Besonders schnell wirkt Melatonin, wenn man es als Spray durch den Rachen aufnimmt.

Melatonin-Medikamente sind in der Apotheke frei verkäuflich und werden immer beliebter. Ein Schlafmediziner beantwortet die wichtigsten Fragen. 

Abends nicht einschlafen können, mitten in der Nacht einfach wieder aufwachen und am nächsten Morgen völlig übermüdet zur Arbeit: Das ist für viele Menschen in Deutschland Alltag. Tipps und Medikamente gegen Schlafstörungen gibt es viele. Immer beliebter werden in den letzten Jahren Medikamente mit dem Wirkstoff Melatonin.
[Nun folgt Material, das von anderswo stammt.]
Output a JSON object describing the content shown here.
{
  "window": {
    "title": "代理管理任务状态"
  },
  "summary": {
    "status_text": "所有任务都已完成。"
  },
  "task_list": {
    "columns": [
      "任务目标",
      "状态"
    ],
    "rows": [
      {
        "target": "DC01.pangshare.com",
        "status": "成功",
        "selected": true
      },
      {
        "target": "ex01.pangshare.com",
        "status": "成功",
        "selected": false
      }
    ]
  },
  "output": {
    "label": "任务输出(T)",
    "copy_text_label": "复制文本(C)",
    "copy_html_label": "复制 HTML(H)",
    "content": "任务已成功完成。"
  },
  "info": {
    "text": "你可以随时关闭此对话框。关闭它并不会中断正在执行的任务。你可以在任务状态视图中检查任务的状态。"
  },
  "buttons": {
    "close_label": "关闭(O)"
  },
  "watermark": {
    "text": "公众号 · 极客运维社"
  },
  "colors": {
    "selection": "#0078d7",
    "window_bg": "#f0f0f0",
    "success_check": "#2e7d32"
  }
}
Diese versprechen großen Effekt bei wenigen Nebenwirkungen. Wie gut sie wirklich funktionieren und ob es nicht doch Risiken gibt, haben wir den Kölner Schlafmediziner Dr. Michael Feld gefragt. Er beantwortet die wichtigsten Fragen rund um Melatonin.

Dr. Michael Feld im Portrait (Archivbild)

Kennt sich gut mit Schlafproblemen aus und weiß, was dagegen hilft: der Kölner Schlafmediziner Michael Feld.

Wie verbreitet sind Schlafprobleme?

„Grundsätzlich kann man sagen, dass etwa zwei Drittel der Menschen in Deutschland gut schlafen und etwa ein Drittel mit Problemen zu kämpfen hat“, erklärt Feld. Nicht alle, die zu diesem Teil der Bevölkerung zählen, haben jedoch starke Schlafprobleme. Insgesamt mache die Gruppe der „heftigen und hartnäckigen“ Fälle, bei denen eine ärztliche Betreuung notwendig sei, etwa zehn Prozent der Gesamtbevölkerung aus. 

Was hat Melatonin überhaupt mit unserem Schlaf zu tun?

Melatonin wird von unserem Körper – in der Zirbeldrüse des Gehirns – selbst hergestellt. Bei uns Menschen wirkt es als Schlafhormon. Schüttet unser Körper viel Melatonin aus, werden wir müde und schlafen ein. Die körpereigene Produktion von Melatonin hängt dabei vom Tageslichteinfall auf unser Auge ab. Wenn es hell ist, stellt unser Körper wenig Melatonin her, bei Dunkelheit deutlich mehr. Deshalb richtet sich unser Schlafrhythmus normalerweise nach Tag- und Nachtzeit.

Welche Melatonin-Medikamente gibt es?

Der Gedanke hinter Melatonin-Medikamenten ist einfach: Wenn das von unserem Körper natürlich hergestellte Melatonin nicht ausreicht, um uns zeitnah und fest einschlafen zu lassen, erhöht man den Melatoninspiegel künstlich. „In anderen Ländern, vor allem in den USA, gibt es solche Medikamente auch ohne ärztliches Rezept schon ewig“, sagt Feld. In Deutschland waren sie dagegen bis vor etwa drei Jahren nur mit einem Rezept zu bekommen. Mittlerweile können sie auch hier rezeptfrei in Apotheken gekauft werden. Die frei zugänglichen Medikamente sind dabei auf 1 bis 2 Milligramm Melatoningehalt beschränkt. Mit Rezept bekommt man auch höhere Dosen. 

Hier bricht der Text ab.